Voters see this split-screen reality. They feel that the people running the country are living in an entirely different economy.
When the government spends its energy talking about the "fun faction" and concert volumes while families are getting squeezed out of the rental market, a vacuum forms. Right-wing populist movements don't succeed by accident; they succeed because the mainstream options stop listening to the ground.
What Happens Next
If you want to know where Australian politics goes from here, watch how the major parties react to these twin shocks.
The Victorian state election is creeping closer this November. If the opposition or independent campaigns think that adopting Trump-style, dog-whistle messaging like the "Witch" billboards will win over the crucial suburban mortgage belts, they are severely miscalculating. It might fire up a noisy base, but it alienates the moderate swing voters who actually decide elections.

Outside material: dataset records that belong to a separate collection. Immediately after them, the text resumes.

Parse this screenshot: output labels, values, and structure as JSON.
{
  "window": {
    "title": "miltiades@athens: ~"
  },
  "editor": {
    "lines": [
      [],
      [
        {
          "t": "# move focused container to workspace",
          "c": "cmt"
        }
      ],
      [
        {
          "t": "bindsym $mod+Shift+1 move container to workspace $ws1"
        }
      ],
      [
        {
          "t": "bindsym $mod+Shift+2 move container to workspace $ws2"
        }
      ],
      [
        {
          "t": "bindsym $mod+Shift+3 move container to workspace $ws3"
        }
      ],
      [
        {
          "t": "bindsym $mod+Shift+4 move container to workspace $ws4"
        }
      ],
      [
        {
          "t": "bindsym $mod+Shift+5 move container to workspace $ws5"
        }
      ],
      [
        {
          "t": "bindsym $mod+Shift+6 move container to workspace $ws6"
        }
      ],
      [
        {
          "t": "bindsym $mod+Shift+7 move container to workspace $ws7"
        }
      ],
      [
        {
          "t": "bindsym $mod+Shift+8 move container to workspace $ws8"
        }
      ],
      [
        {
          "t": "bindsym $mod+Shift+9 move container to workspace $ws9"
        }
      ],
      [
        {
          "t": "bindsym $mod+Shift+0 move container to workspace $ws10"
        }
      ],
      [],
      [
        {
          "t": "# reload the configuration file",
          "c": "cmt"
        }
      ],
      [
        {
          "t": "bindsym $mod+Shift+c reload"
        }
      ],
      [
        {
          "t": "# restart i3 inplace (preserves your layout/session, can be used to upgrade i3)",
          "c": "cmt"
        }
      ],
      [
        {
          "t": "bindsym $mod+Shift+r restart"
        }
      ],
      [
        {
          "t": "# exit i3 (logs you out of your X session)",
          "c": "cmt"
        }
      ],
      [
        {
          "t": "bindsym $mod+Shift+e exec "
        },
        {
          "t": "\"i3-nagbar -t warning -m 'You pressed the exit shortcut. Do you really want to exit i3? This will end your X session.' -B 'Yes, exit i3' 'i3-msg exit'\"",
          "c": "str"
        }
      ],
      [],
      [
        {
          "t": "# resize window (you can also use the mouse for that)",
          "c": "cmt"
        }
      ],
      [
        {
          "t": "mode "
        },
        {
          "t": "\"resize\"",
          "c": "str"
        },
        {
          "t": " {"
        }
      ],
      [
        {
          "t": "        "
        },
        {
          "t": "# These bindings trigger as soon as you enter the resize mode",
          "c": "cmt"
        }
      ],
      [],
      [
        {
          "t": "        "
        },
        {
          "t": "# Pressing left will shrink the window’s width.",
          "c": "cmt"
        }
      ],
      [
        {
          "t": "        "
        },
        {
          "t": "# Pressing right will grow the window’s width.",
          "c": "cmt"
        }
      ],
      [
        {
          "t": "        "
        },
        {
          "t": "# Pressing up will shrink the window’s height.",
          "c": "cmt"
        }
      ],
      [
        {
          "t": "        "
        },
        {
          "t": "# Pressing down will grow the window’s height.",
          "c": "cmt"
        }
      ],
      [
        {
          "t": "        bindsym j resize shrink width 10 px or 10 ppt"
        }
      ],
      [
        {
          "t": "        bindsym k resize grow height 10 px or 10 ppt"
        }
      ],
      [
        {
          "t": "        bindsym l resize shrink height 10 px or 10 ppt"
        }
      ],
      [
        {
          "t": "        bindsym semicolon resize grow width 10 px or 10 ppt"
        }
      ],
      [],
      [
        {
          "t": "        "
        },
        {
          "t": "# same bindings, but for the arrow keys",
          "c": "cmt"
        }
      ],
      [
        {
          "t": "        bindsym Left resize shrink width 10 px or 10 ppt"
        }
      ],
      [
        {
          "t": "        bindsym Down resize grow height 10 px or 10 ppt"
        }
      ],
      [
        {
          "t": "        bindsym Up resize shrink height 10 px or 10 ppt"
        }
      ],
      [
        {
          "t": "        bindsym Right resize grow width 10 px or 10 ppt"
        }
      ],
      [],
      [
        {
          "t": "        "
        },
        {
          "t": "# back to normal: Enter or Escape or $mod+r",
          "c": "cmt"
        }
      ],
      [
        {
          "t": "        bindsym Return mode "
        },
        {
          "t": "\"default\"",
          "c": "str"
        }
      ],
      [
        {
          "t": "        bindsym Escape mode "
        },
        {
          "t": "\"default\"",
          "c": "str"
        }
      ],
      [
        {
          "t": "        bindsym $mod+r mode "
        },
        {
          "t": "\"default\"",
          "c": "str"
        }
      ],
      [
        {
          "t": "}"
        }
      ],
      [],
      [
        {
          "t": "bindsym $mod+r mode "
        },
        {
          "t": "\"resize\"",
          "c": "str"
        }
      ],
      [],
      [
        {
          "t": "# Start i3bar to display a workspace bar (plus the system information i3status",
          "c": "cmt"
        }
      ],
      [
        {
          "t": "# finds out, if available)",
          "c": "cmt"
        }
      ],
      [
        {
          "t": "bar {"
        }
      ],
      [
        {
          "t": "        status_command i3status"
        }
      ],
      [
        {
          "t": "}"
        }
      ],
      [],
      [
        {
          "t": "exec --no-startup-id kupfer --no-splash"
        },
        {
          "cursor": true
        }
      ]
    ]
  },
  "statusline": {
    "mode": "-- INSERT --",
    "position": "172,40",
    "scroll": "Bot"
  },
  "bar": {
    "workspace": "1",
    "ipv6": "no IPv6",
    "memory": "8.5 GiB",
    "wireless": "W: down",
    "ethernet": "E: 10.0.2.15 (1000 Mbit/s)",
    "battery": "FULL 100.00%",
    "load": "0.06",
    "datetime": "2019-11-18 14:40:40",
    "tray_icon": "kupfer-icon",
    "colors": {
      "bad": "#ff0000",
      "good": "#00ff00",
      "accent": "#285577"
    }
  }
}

Federally, the Labor government needs to treat the One Nation poll surge as a code-red emergency. Spinning data about inflation peaks isn't working. If Albanese wants to claw back the trust of working Australians, his administration must deliver immediate, visible relief on housing accessibility and everyday costs.
The era of comfortable, predictable two-party dominance in Australia is dead. If the mainstream parties keep using decades-old playbooks to fight modern economic and cultural crises, they're going to keep getting blindsided by an angry public.